All stories and photograph with permission of the involved patients.
Two doctors are permanently stationed on the base and one of these needs to have surgical skills. I did not have to use mine. The work itself is mainly duties within general medicine including health certificates and other administrative reports. There were no emergencies the month I was there. The closest was a call from a captain on a Lufthansa flight located right over the North Pole where a patient had abdominal pain. In the end it was decided that emergency landing at the base was not indicated. Though not part of the health care system in Greenland, Thule Air Base doctors and authorities will nevertheless assist with medical evacuations from nearby Qaanaaq if needed.
As a Doctor you are provided with a car. And you have to pass a driving test at the base. I had a small apartment within the medical building/hospital ward, and we had no admissions during my time there. There is a small convenience store. The Top of the World Club (a bar/restaurant). And a fitness center. I was on Thule Air Base in August. The sun was never down and I covered the windows by plastic foil during the night.
The scenery is spectacular with approximately 20 km road to drive on outside the base. I visited the Thule Radar. And despite many visits to Greenland, this is the only time I have actually been standing on the Inland Ice. I climbed the iconic Dundas mountain, visited the old Dundas inuit village. And lastly, I visited Alert, the Canadian base only 817 km from the North Pole.

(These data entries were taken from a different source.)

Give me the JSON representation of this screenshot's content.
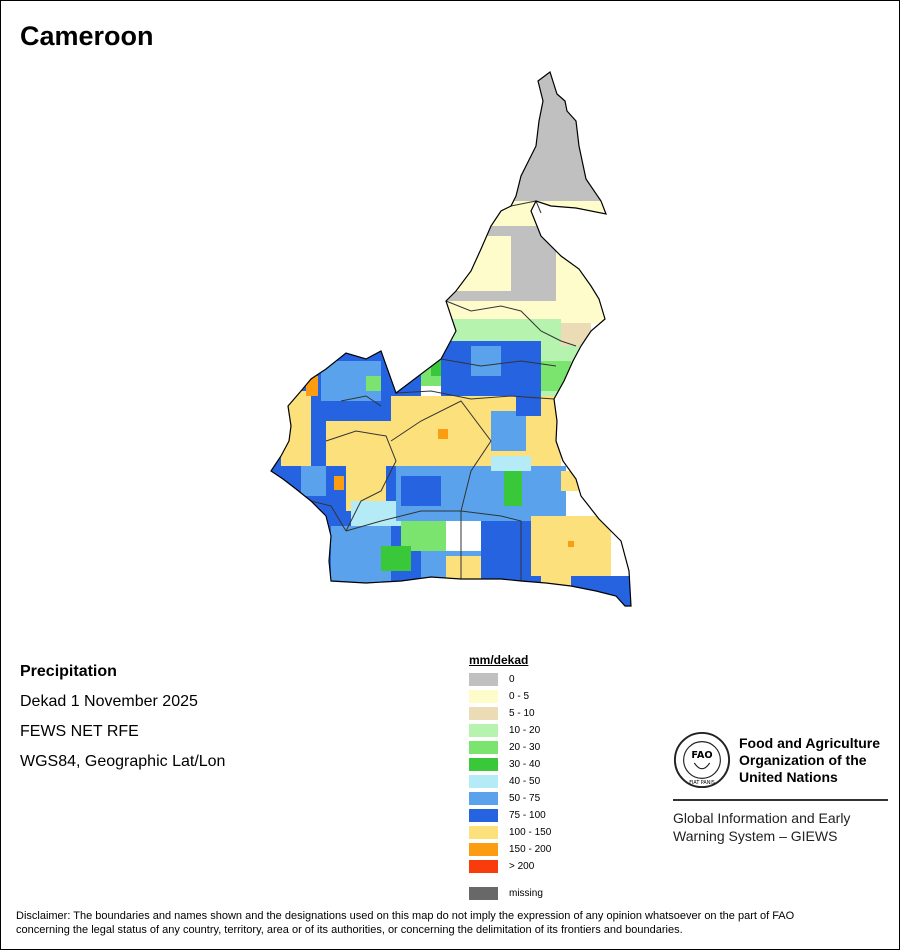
{
  "title": "Cameroon",
  "info": {
    "heading": "Precipitation",
    "period": "Dekad 1 November 2025",
    "source": "FEWS NET RFE",
    "projection": "WGS84, Geographic Lat/Lon"
  },
  "legend": {
    "title": "mm/dekad",
    "items": [
      {
        "label": "0",
        "color": "#c0c0c0"
      },
      {
        "label": "0 - 5",
        "color": "#fffccc"
      },
      {
        "label": "5 - 10",
        "color": "#ecdcb6"
      },
      {
        "label": "10 - 20",
        "color": "#b6f3ae"
      },
      {
        "label": "20 - 30",
        "color": "#7ae46e"
      },
      {
        "label": "30 - 40",
        "color": "#38c83a"
      },
      {
        "label": "40 - 50",
        "color": "#b4ebf6"
      },
      {
        "label": "50 - 75",
        "color": "#5aa3ec"
      },
      {
        "label": "75 - 100",
        "color": "#2663e0"
      },
      {
        "label": "100 - 150",
        "color": "#fce07c"
      },
      {
        "label": "150 - 200",
        "color": "#fc9c10"
      },
      {
        "label": "> 200",
        "color": "#f83c0c"
      }
    ],
    "missing": {
      "label": "missing",
      "color": "#686868"
    }
  },
  "logo": {
    "org_line1": "Food and Agriculture",
    "org_line2": "Organization of the",
    "org_line3": "United Nations",
    "emblem_text": "FAO",
    "emblem_ring": "FIAT PANIS",
    "giews_line1": "Global Information and Early",
    "giews_line2": "Warning System – GIEWS"
  },
  "disclaimer_line1": "Disclaimer: The boundaries and names shown and the designations used on this map do not imply the expression of any opinion whatsoever on the part of FAO",
  "disclaimer_line2": "concerning the legal status of any country, territory, area or of its authorities, or concerning the delimitation of its frontiers and boundaries."
}
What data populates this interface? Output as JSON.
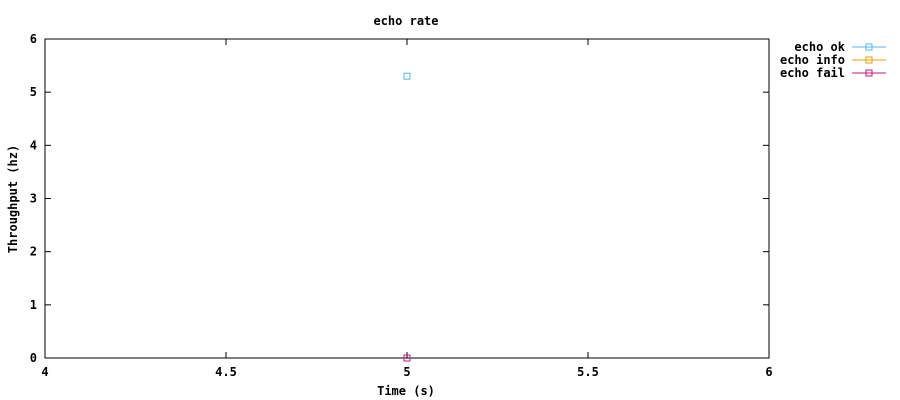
{
  "chart_data": {
    "type": "scatter",
    "title": "echo rate",
    "xlabel": "Time (s)",
    "ylabel": "Throughput (hz)",
    "xlim": [
      4,
      6
    ],
    "ylim": [
      0,
      6
    ],
    "xticks": [
      "4",
      "4.5",
      "5",
      "5.5",
      "6"
    ],
    "yticks": [
      "0",
      "1",
      "2",
      "3",
      "4",
      "5",
      "6"
    ],
    "grid": false,
    "legend_position": "outside-top-right",
    "series": [
      {
        "name": "echo ok",
        "color": "#56b4e9",
        "points": [
          {
            "x": 5,
            "y": 5.3
          }
        ]
      },
      {
        "name": "echo info",
        "color": "#e69f00",
        "points": [
          {
            "x": 5,
            "y": 0
          }
        ]
      },
      {
        "name": "echo fail",
        "color": "#c01880",
        "points": [
          {
            "x": 5,
            "y": 0
          }
        ]
      }
    ]
  }
}
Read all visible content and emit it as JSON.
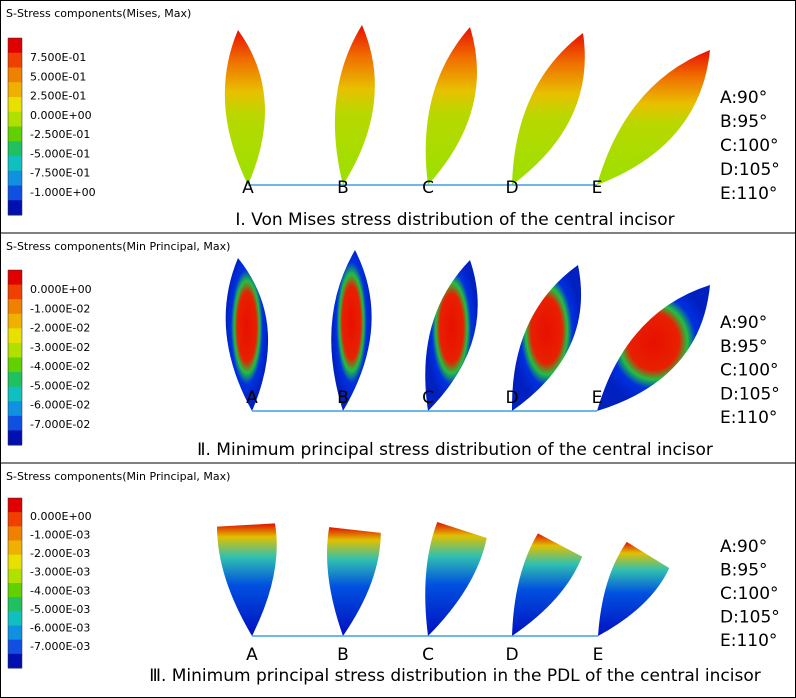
{
  "panels": [
    {
      "legend_title": "S-Stress components(Mises, Max)",
      "legend_labels": [
        "7.500E-01",
        "5.000E-01",
        "2.500E-01",
        "0.000E+00",
        "-2.500E-01",
        "-5.000E-01",
        "-7.500E-01",
        "-1.000E+00"
      ],
      "letters": [
        "A",
        "B",
        "C",
        "D",
        "E"
      ],
      "angles": [
        "A:90°",
        "B:95°",
        "C:100°",
        "D:105°",
        "E:110°"
      ],
      "caption": "Ⅰ. Von Mises stress distribution of the central incisor"
    },
    {
      "legend_title": "S-Stress components(Min Principal, Max)",
      "legend_labels": [
        "0.000E+00",
        "-1.000E-02",
        "-2.000E-02",
        "-3.000E-02",
        "-4.000E-02",
        "-5.000E-02",
        "-6.000E-02",
        "-7.000E-02"
      ],
      "letters": [
        "A",
        "B",
        "C",
        "D",
        "E"
      ],
      "angles": [
        "A:90°",
        "B:95°",
        "C:100°",
        "D:105°",
        "E:110°"
      ],
      "caption": "Ⅱ. Minimum principal stress distribution of the central incisor"
    },
    {
      "legend_title": "S-Stress components(Min Principal, Max)",
      "legend_labels": [
        "0.000E+00",
        "-1.000E-03",
        "-2.000E-03",
        "-3.000E-03",
        "-4.000E-03",
        "-5.000E-03",
        "-6.000E-03",
        "-7.000E-03"
      ],
      "letters": [
        "A",
        "B",
        "C",
        "D",
        "E"
      ],
      "angles": [
        "A:90°",
        "B:95°",
        "C:100°",
        "D:105°",
        "E:110°"
      ],
      "caption": "Ⅲ. Minimum principal stress distribution in the PDL of the central incisor"
    }
  ]
}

68 people live here. There is a school, church and small library, all combined in one building. The doctor visits every 3 months. Health services in these very small settlements are provided by a health assistant, employed for a couple of hours a day, and with only a couple of weeks training. Thus all health issues are normally discussed either by phone or telemedicine with Qaanaaq. Siorapaluk is connected with Qaanaaq by twice-weekly helicopter flights.
It is February. Windy and below minus 30 degrees Celsius. We travel with two snow-scooters over the frozen fiords. We bring rifles in case we encounter a polar bear on our way over the frozen fiords. We wear special polar suits including protection glasses. The sun is not up at this time of year, so everything is dark with a shimmer of light. I have no idea about the direction we are taking and have to trust the local driver. In this hostile environment, it only takes one wrong turn and we will never be seen again.
We leave Qaanaaq at 7am and arrive in Siorapaluk a couple of hours later. With me is an assistant nurse, who also doubles as interpreter, and we do as much as we possibly can in a very long day. I see all the children. Vaccinations are brought up to date. Dental status is checked. In fact I end up seeing most of the inhabitants and those not on the list turn up queuing at the door once the rumor had spread of our arrival.
A 25-year old Japanese man happened to pass by this place 40 years ago in search for extreme wilderness. He never left, and founded a family there. His reputation as a hunter is widespread. I was looking to buy a polar fox and went to his storage facility in the basement of his house. He immediately apologized, he did have polar foxes, however they were brown and not white. The white were sold out as confirmation season was approaching.